The primary substantive issue in this case is whether the Final Decision, which adopts most of the findings of the Hearing Examiner, was arbitrary and capricious in its findings regarding the underutilization of the Center. Based on the evidence at the hearing and the Hearing Examiner's Recommended Decision, the LSC President premised his decision to deny funding on three independent grounds. First, the Center failed to provide economical and effective legal assistance in that it failed to produce a sufficient amount of work. Second, the Center failed to provide economical and effective legal assistance to the extent that its executive director engaged in activities other than those for which LSC grant funds are intended. Third, the Center failed to comply with applicable statutes, regulations and contractual provisions in that it improperly employed LSC grant funds to subsidize activities for which those monies could not properly be used.

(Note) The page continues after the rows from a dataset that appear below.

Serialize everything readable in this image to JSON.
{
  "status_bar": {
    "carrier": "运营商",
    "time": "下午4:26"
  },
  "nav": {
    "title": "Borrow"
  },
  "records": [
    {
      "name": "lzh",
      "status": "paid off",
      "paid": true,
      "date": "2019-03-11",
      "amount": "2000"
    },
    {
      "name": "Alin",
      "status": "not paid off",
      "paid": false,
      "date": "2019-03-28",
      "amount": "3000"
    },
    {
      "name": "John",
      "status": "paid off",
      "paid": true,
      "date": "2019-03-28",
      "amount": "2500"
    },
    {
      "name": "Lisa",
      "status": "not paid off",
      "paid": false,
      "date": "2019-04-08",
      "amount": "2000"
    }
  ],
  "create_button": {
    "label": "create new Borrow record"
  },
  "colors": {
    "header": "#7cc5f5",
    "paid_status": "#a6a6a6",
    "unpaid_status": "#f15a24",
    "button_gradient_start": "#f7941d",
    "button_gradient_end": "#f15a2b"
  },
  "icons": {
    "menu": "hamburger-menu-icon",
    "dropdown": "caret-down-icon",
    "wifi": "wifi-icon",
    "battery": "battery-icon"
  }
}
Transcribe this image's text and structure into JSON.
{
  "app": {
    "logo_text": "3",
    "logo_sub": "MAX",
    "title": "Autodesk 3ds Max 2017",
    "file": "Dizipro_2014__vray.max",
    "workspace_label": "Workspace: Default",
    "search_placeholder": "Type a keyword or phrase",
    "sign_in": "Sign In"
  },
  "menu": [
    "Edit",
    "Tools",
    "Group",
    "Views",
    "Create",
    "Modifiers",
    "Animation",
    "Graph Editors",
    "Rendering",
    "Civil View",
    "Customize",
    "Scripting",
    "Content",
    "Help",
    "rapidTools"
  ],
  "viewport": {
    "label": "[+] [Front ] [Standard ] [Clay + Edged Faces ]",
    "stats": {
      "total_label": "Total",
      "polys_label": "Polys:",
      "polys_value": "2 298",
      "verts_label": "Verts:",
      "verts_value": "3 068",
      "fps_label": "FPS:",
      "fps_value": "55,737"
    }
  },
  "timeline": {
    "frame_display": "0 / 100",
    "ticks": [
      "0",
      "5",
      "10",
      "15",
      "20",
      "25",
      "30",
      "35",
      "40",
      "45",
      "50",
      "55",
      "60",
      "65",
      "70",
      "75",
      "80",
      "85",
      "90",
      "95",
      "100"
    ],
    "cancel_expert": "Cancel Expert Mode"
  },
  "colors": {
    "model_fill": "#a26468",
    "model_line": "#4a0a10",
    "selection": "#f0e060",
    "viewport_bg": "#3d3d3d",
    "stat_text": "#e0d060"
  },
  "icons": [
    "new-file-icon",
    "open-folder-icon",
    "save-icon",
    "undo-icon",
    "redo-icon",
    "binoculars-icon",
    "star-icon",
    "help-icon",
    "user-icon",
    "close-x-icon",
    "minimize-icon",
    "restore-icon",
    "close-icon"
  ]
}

In its papers, the Center vigorously asserts that the Corporation never imposed any numerical benchmark on its productivity. Further the Center suggests that without specific quantitative standards, the appropriate question is whether NSSLC's productivity increased during the period of review. Under the Center's view, the emphasis placed on the number of social science work products generated during the period of review penalizes NSSLC for time committed to major research projects. Accordingly, NSSLC contends that the relative weight of different categories of work products based on complexity and sophistication was not given proper weight. Also, the Center challenges the experience of at least one member of the monitoring team in providing social science research to legal services lawyers. Finally, the Center dismisses the Final Decision :
1. Even if every one of the 124 projects begun in 1985 took as long to complete as did the average project in the most sophisticated category, a total of 5,518 hours would have been spent on the 124 projects. This would require 2.8 social scientists on [a] full time basis.
2. The five active social scientist were employed for a total of 9,750 hours during 1985. For each of the 124 projects, therefore, the Center employed an active social scientist for more than 78 hours. As even the most sophisticated projects averaged only 44.5 hours to complete, more than 34 hours of unproductive professional time are associated with each project.